Sarà comunque difficile per il candidato dell’opposizione Eduardo Montealegre riuscire a superare Ortega poiché i nicaraguensi, al momento, sembrano non aver intenzione di cambiare direzione dal punto di vista politico. L’opposizione ha ancora qualche mese per tentare di emulare il Venezuela, ma i sondaggi fino ad oggi non danno grandi speranze a chi sogna un rinnovamento.

Le previsioni riguardanti le elezioni del 2016, quindi, sembrano gettare acqua sul fuoco di chi parlava di svolte epocali e primavere latinoamericane. Non si può certo negare una crisi generale dell’egemonia delle forze al potere, che vedono la nascita di grandi coalizioni antigovernative, formate da forze prima antagoniste che si uniscono per sconfiggere il Presidente di turno. Allo stesso modo non si può non vedere come anche in America Latina i movimenti populisti stiano ottenendo il favore di una buona fetta della popolazione. Ma ciò non stupisce se si tiene conto del fatto che anche quest’area, come tutto il resto del mondo, ha subito le conseguenze di una crisi economica che ha creato un malcontento generalizzato tra le popolazioni.

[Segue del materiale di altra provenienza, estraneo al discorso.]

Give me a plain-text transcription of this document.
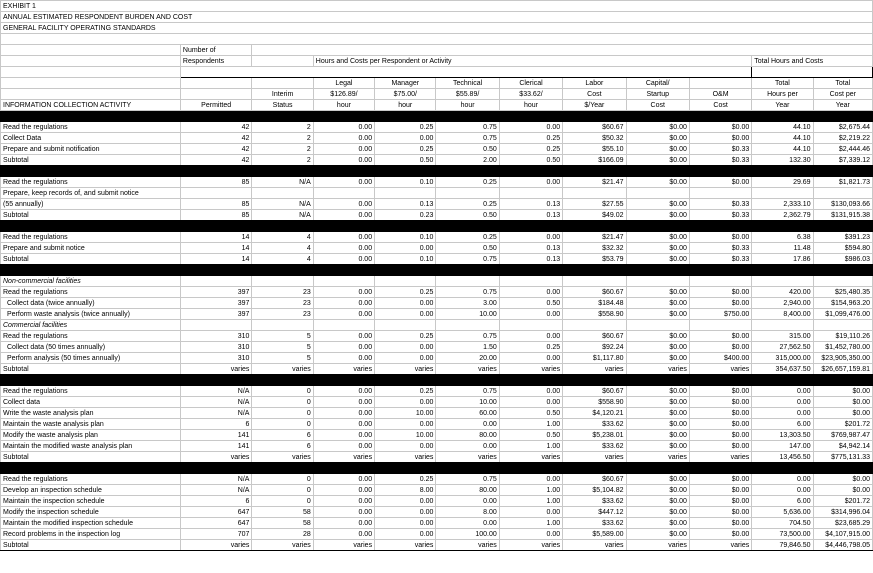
EXHIBIT 1											
ANNUAL ESTIMATED RESPONDENT BURDEN AND COST											
GENERAL FACILITY OPERATING STANDARDS											

	Number of										
	Respondents		Hours and Costs per Respondent or Activity							Total Hours and Costs	

			Legal	Manager	Technical	Clerical	Labor	Capital/		Total	Total
		Interim	$126.89/	$75.00/	$55.89/	$33.62/	Cost	Startup	O&M	Hours per	Cost per
INFORMATION COLLECTION ACTIVITY	Permitted	Status	hour	hour	hour	hour	$/Year	Cost	Cost	Year	Year

Read the regulations	42	2	0.00	0.25	0.75	0.00	$60.67	$0.00	$0.00	44.10	$2,675.44
Collect Data	42	2	0.00	0.00	0.75	0.25	$50.32	$0.00	$0.00	44.10	$2,219.22
Prepare and submit notification	42	2	0.00	0.25	0.50	0.25	$55.10	$0.00	$0.33	44.10	$2,444.46
Subtotal	42	2	0.00	0.50	2.00	0.50	$166.09	$0.00	$0.33	132.30	$7,339.12

Read the regulations	85	N/A	0.00	0.10	0.25	0.00	$21.47	$0.00	$0.00	29.69	$1,821.73
Prepare, keep records of, and submit notice											
(55 annually)	85	N/A	0.00	0.13	0.25	0.13	$27.55	$0.00	$0.33	2,333.10	$130,093.66
Subtotal	85	N/A	0.00	0.23	0.50	0.13	$49.02	$0.00	$0.33	2,362.79	$131,915.38

Read the regulations	14	4	0.00	0.10	0.25	0.00	$21.47	$0.00	$0.00	6.38	$391.23
Prepare and submit notice	14	4	0.00	0.00	0.50	0.13	$32.32	$0.00	$0.33	11.48	$594.80
Subtotal	14	4	0.00	0.10	0.75	0.13	$53.79	$0.00	$0.33	17.86	$986.03

Non-commercial facilities											
Read the regulations	397	23	0.00	0.25	0.75	0.00	$60.67	$0.00	$0.00	420.00	$25,480.35
Collect data (twice annually)	397	23	0.00	0.00	3.00	0.50	$184.48	$0.00	$0.00	2,940.00	$154,963.20
Perform waste analysis (twice annually)	397	23	0.00	0.00	10.00	0.00	$558.90	$0.00	$750.00	8,400.00	$1,099,476.00
Commercial facilities											
Read the regulations	310	5	0.00	0.25	0.75	0.00	$60.67	$0.00	$0.00	315.00	$19,110.26
Collect data (50 times annually)	310	5	0.00	0.00	1.50	0.25	$92.24	$0.00	$0.00	27,562.50	$1,452,780.00
Perform analysis (50 times annually)	310	5	0.00	0.00	20.00	0.00	$1,117.80	$0.00	$400.00	315,000.00	$23,905,350.00
Subtotal	varies	varies	varies	varies	varies	varies	varies	varies	varies	354,637.50	$26,657,159.81

Read the regulations	N/A	0	0.00	0.25	0.75	0.00	$60.67	$0.00	$0.00	0.00	$0.00
Collect data	N/A	0	0.00	0.00	10.00	0.00	$558.90	$0.00	$0.00	0.00	$0.00
Write the waste analysis plan	N/A	0	0.00	10.00	60.00	0.50	$4,120.21	$0.00	$0.00	0.00	$0.00
Maintain the waste analysis plan	6	0	0.00	0.00	0.00	1.00	$33.62	$0.00	$0.00	6.00	$201.72
Modify the waste analysis plan	141	6	0.00	10.00	80.00	0.50	$5,238.01	$0.00	$0.00	13,303.50	$769,987.47
Maintain the modified waste analysis plan	141	6	0.00	0.00	0.00	1.00	$33.62	$0.00	$0.00	147.00	$4,942.14
Subtotal	varies	varies	varies	varies	varies	varies	varies	varies	varies	13,456.50	$775,131.33

Read the regulations	N/A	0	0.00	0.25	0.75	0.00	$60.67	$0.00	$0.00	0.00	$0.00
Develop an inspection schedule	N/A	0	0.00	8.00	80.00	1.00	$5,104.82	$0.00	$0.00	0.00	$0.00
Maintain the inspection schedule	6	0	0.00	0.00	0.00	1.00	$33.62	$0.00	$0.00	6.00	$201.72
Modify the inspection schedule	647	58	0.00	0.00	8.00	0.00	$447.12	$0.00	$0.00	5,636.00	$314,996.04
Maintain the modified inspection schedule	647	58	0.00	0.00	0.00	1.00	$33.62	$0.00	$0.00	704.50	$23,685.29
Record problems in the inspection log	707	28	0.00	0.00	100.00	0.00	$5,589.00	$0.00	$0.00	73,500.00	$4,107,915.00
Subtotal	varies	varies	varies	varies	varies	varies	varies	varies	varies	79,846.50	$4,446,798.05
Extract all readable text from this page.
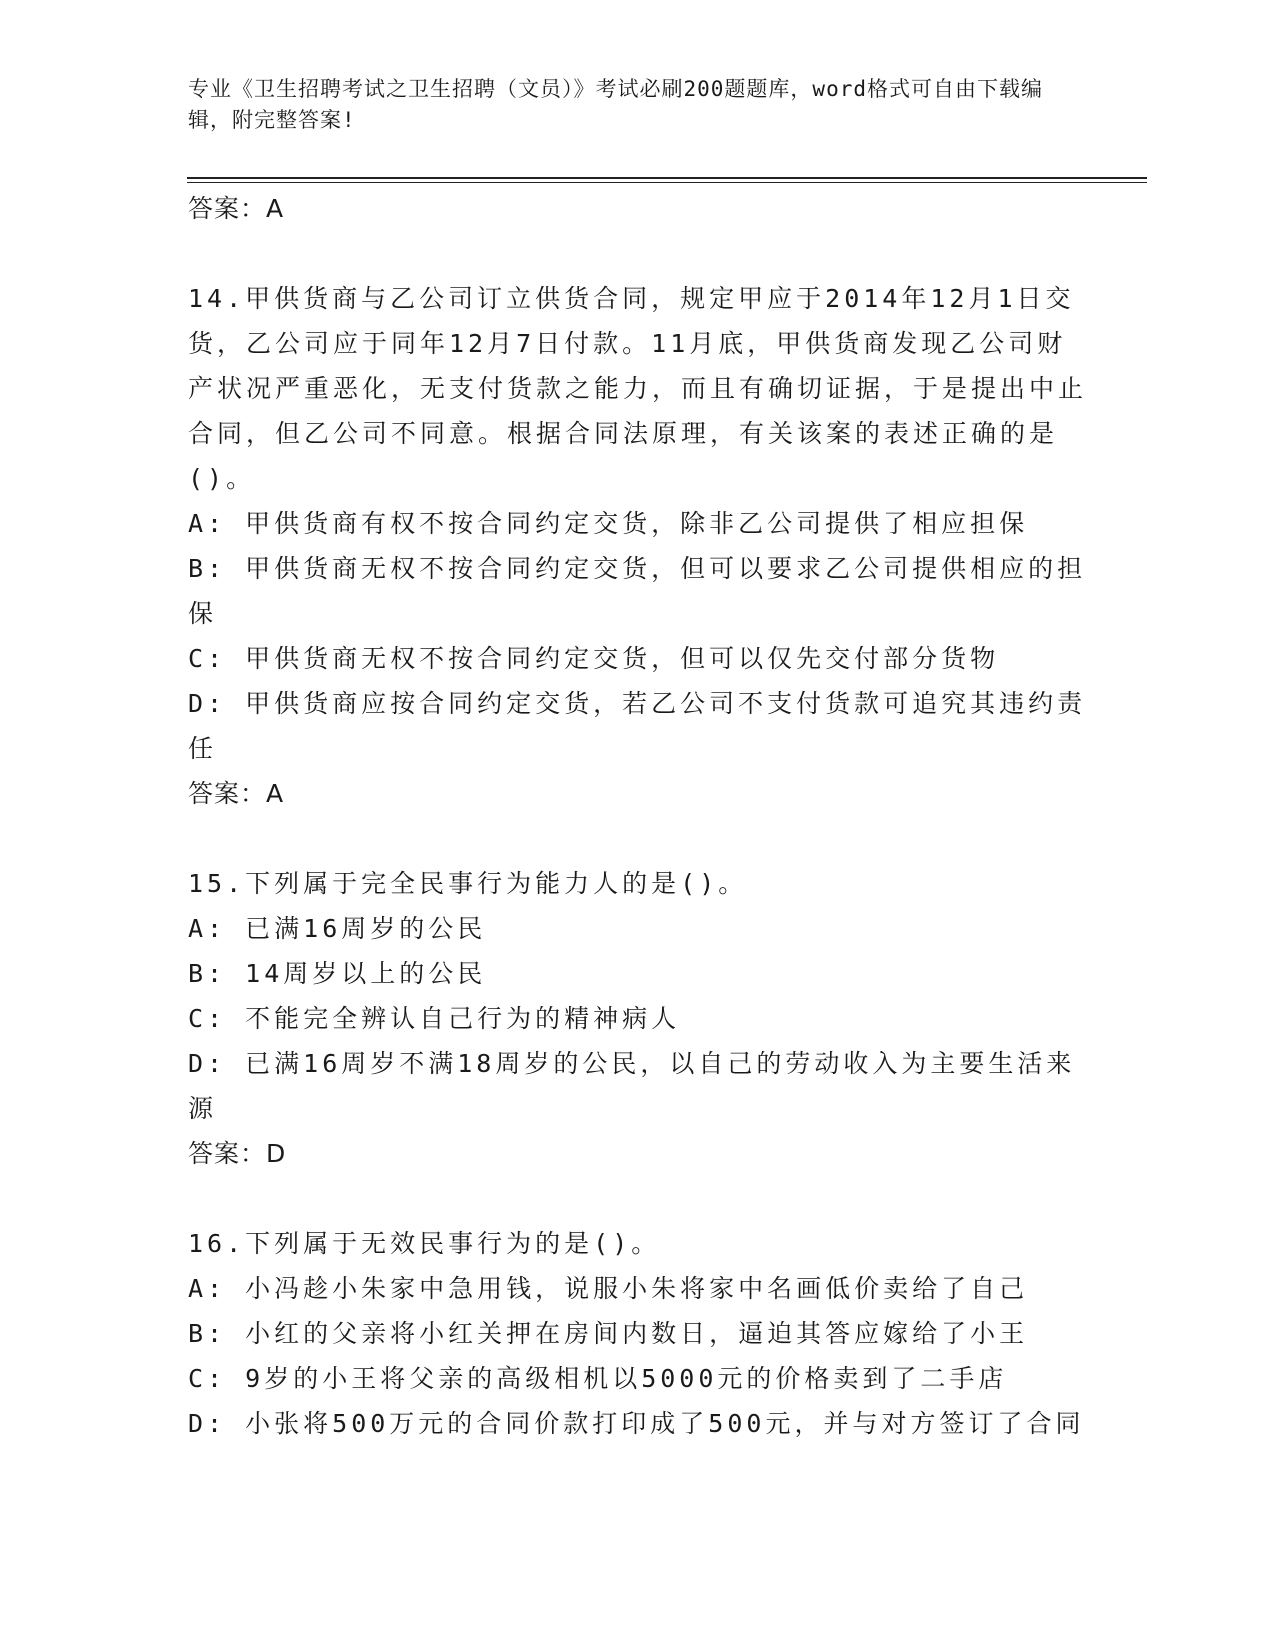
专业《卫生招聘考试之卫生招聘（文员）》考试必刷200题题库，word格式可自由下载编辑，附完整答案!
答案：A
14.甲供货商与乙公司订立供货合同，规定甲应于2014年12月1日交货，乙公司应于同年12月7日付款。11月底，甲供货商发现乙公司财产状况严重恶化，无支付货款之能力，而且有确切证据，于是提出中止合同，但乙公司不同意。根据合同法原理，有关该案的表述正确的是()。
A: 甲供货商有权不按合同约定交货，除非乙公司提供了相应担保
B: 甲供货商无权不按合同约定交货，但可以要求乙公司提供相应的担保
C: 甲供货商无权不按合同约定交货，但可以仅先交付部分货物
D: 甲供货商应按合同约定交货，若乙公司不支付货款可追究其违约责任
答案：A
15.下列属于完全民事行为能力人的是()。
A: 已满16周岁的公民
B: 14周岁以上的公民
C: 不能完全辨认自己行为的精神病人
D: 已满16周岁不满18周岁的公民，以自己的劳动收入为主要生活来源
答案：D
16.下列属于无效民事行为的是()。
A: 小冯趁小朱家中急用钱，说服小朱将家中名画低价卖给了自己
B: 小红的父亲将小红关押在房间内数日，逼迫其答应嫁给了小王
C: 9岁的小王将父亲的高级相机以5000元的价格卖到了二手店
D: 小张将500万元的合同价款打印成了500元，并与对方签订了合同
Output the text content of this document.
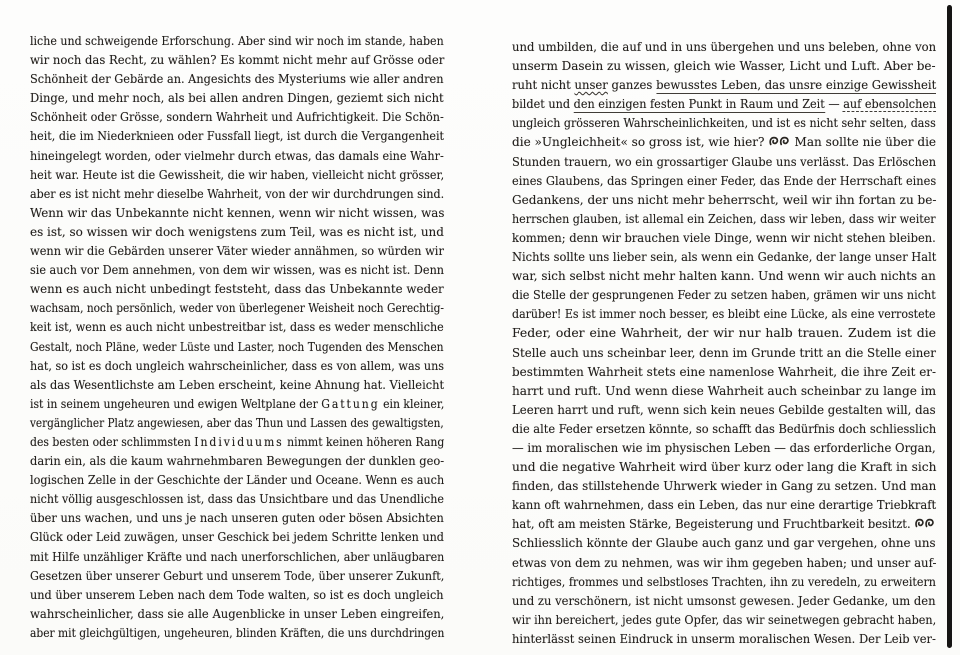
liche und schweigende Erforschung. Aber sind wir noch im stande, haben
wir noch das Recht, zu wählen? Es kommt nicht mehr auf Grösse oder
Schönheit der Gebärde an. Angesichts des Mysteriums wie aller andren
Dinge, und mehr noch, als bei allen andren Dingen, geziemt sich nicht
Schönheit oder Grösse, sondern Wahrheit und Aufrichtigkeit. Die Schön-
heit, die im Niederknieen oder Fussfall liegt, ist durch die Vergangenheit
hineingelegt worden, oder vielmehr durch etwas, das damals eine Wahr-
heit war. Heute ist die Gewissheit, die wir haben, vielleicht nicht grösser,
aber es ist nicht mehr dieselbe Wahrheit, von der wir durchdrungen sind.
Wenn wir das Unbekannte nicht kennen, wenn wir nicht wissen, was
es ist, so wissen wir doch wenigstens zum Teil, was es nicht ist, und
wenn wir die Gebärden unserer Väter wieder annähmen, so würden wir
sie auch vor Dem annehmen, von dem wir wissen, was es nicht ist. Denn
wenn es auch nicht unbedingt feststeht, dass das Unbekannte weder
wachsam, noch persönlich, weder von überlegener Weisheit noch Gerechtig-
keit ist, wenn es auch nicht unbestreitbar ist, dass es weder menschliche
Gestalt, noch Pläne, weder Lüste und Laster, noch Tugenden des Menschen
hat, so ist es doch ungleich wahrscheinlicher, dass es von allem, was uns
als das Wesentlichste am Leben erscheint, keine Ahnung hat. Vielleicht
ist in seinem ungeheuren und ewigen Weltplane der Gattung ein kleiner,
vergänglicher Platz angewiesen, aber das Thun und Lassen des gewaltigsten,
des besten oder schlimmsten Individuums nimmt keinen höheren Rang
darin ein, als die kaum wahrnehmbaren Bewegungen der dunklen geo-
logischen Zelle in der Geschichte der Länder und Oceane. Wenn es auch
nicht völlig ausgeschlossen ist, dass das Unsichtbare und das Unendliche
über uns wachen, und uns je nach unseren guten oder bösen Absichten
Glück oder Leid zuwägen, unser Geschick bei jedem Schritte lenken und
mit Hilfe unzähliger Kräfte und nach unerforschlichen, aber unläugbaren
Gesetzen über unserer Geburt und unserem Tode, über unserer Zukunft,
und über unserem Leben nach dem Tode walten, so ist es doch ungleich
wahrscheinlicher, dass sie alle Augenblicke in unser Leben eingreifen,
aber mit gleichgültigen, ungeheuren, blinden Kräften, die uns durchdringen
und umbilden, die auf und in uns übergehen und uns beleben, ohne von
unserm Dasein zu wissen, gleich wie Wasser, Licht und Luft. Aber be-
ruht nicht unser ganzes bewusstes Leben, das unsre einzige Gewissheit
bildet und den einzigen festen Punkt in Raum und Zeit — auf ebensolchen
ungleich grösseren Wahrscheinlichkeiten, und ist es nicht sehr selten, dass
die »Ungleichheit« so gross ist, wie hier?
Man sollte nie über die
Stunden trauern, wo ein grossartiger Glaube uns verlässt. Das Erlöschen
eines Glaubens, das Springen einer Feder, das Ende der Herrschaft eines
Gedankens, der uns nicht mehr beherrscht, weil wir ihn fortan zu be-
herrschen glauben, ist allemal ein Zeichen, dass wir leben, dass wir weiter
kommen; denn wir brauchen viele Dinge, wenn wir nicht stehen bleiben.
Nichts sollte uns lieber sein, als wenn ein Gedanke, der lange unser Halt
war, sich selbst nicht mehr halten kann. Und wenn wir auch nichts an
die Stelle der gesprungenen Feder zu setzen haben, grämen wir uns nicht
darüber! Es ist immer noch besser, es bleibt eine Lücke, als eine verrostete
Feder, oder eine Wahrheit, der wir nur halb trauen. Zudem ist die
Stelle auch uns scheinbar leer, denn im Grunde tritt an die Stelle einer
bestimmten Wahrheit stets eine namenlose Wahrheit, die ihre Zeit er-
harrt und ruft. Und wenn diese Wahrheit auch scheinbar zu lange im
Leeren harrt und ruft, wenn sich kein neues Gebilde gestalten will, das
die alte Feder ersetzen könnte, so schafft das Bedürfnis doch schliesslich
— im moralischen wie im physischen Leben — das erforderliche Organ,
und die negative Wahrheit wird über kurz oder lang die Kraft in sich
finden, das stillstehende Uhrwerk wieder in Gang zu setzen. Und man
kann oft wahrnehmen, dass ein Leben, das nur eine derartige Triebkraft
hat, oft am meisten Stärke, Begeisterung und Fruchtbarkeit besitzt.
Schliesslich könnte der Glaube auch ganz und gar vergehen, ohne uns
etwas von dem zu nehmen, was wir ihm gegeben haben; und unser auf-
richtiges, frommes und selbstloses Trachten, ihn zu veredeln, zu erweitern
und zu verschönern, ist nicht umsonst gewesen. Jeder Gedanke, um den
wir ihn bereichert, jedes gute Opfer, das wir seinetwegen gebracht haben,
hinterlässt seinen Eindruck in unserm moralischen Wesen. Der Leib ver-
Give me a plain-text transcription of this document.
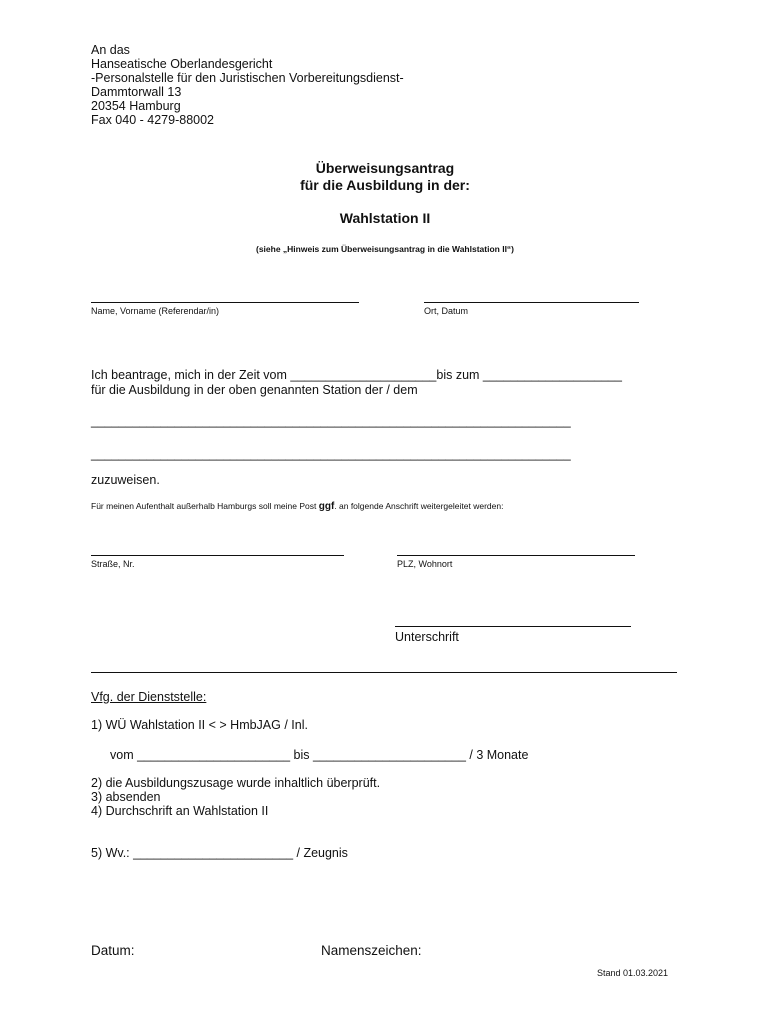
An das
Hanseatische Oberlandesgericht
-Personalstelle für den Juristischen Vorbereitungsdienst-
Dammtorwall 13
20354 Hamburg
Fax 040 - 4279-88002
Überweisungsantrag
für die Ausbildung in der:
Wahlstation II
(siehe „Hinweis zum Überweisungsantrag in die Wahlstation II“)
Name, Vorname (Referendar/in)	Ort, Datum
Ich beantrage, mich in der Zeit vom _____________________bis zum ____________________
für die Ausbildung in der oben genannten Station der / dem
_____________________________________________________________________
_____________________________________________________________________
zuzuweisen.
Für meinen Aufenthalt außerhalb Hamburgs soll meine Post ggf. an folgende Anschrift weitergeleitet werden:
Straße, Nr.	PLZ, Wohnort
Unterschrift
Vfg. der Dienststelle:
1) WÜ Wahlstation II < > HmbJAG / Inl.
vom ______________________ bis ______________________ / 3 Monate
2) die Ausbildungszusage wurde inhaltlich überprüft.
3) absenden
4) Durchschrift an Wahlstation II
5) Wv.: _______________________ / Zeugnis
Datum:	Namenszeichen:
Stand 01.03.2021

Allo stesso modo, però, parlare di svolta storica appare esagerato. Sicuramente l’Argentina, il Venezuela e il Guatemala hanno segnato una tappa importante della propria storia nazionale. Ma probabilmente resteranno dei casi isolati, al contrario di quanto si potesse credere. L’errore nelle analisi potrebbe essere stato quello di aver trattato l’America Latina come un’unica grande area territoriale in cui i meccanismi sono gli stessi ovunque. Niente di più sbagliato in quanto i singoli Stati vivono situazioni molto diverse tra loro. Ad ogni modo l’unica cosa che si può fare per capire se il vento del cambiamento ha iniziato a soffiare anche in Sud America è attendere i risultati delle elezioni future. Soltanto alla fine del 2016 si potrà dire chi aveva ragione.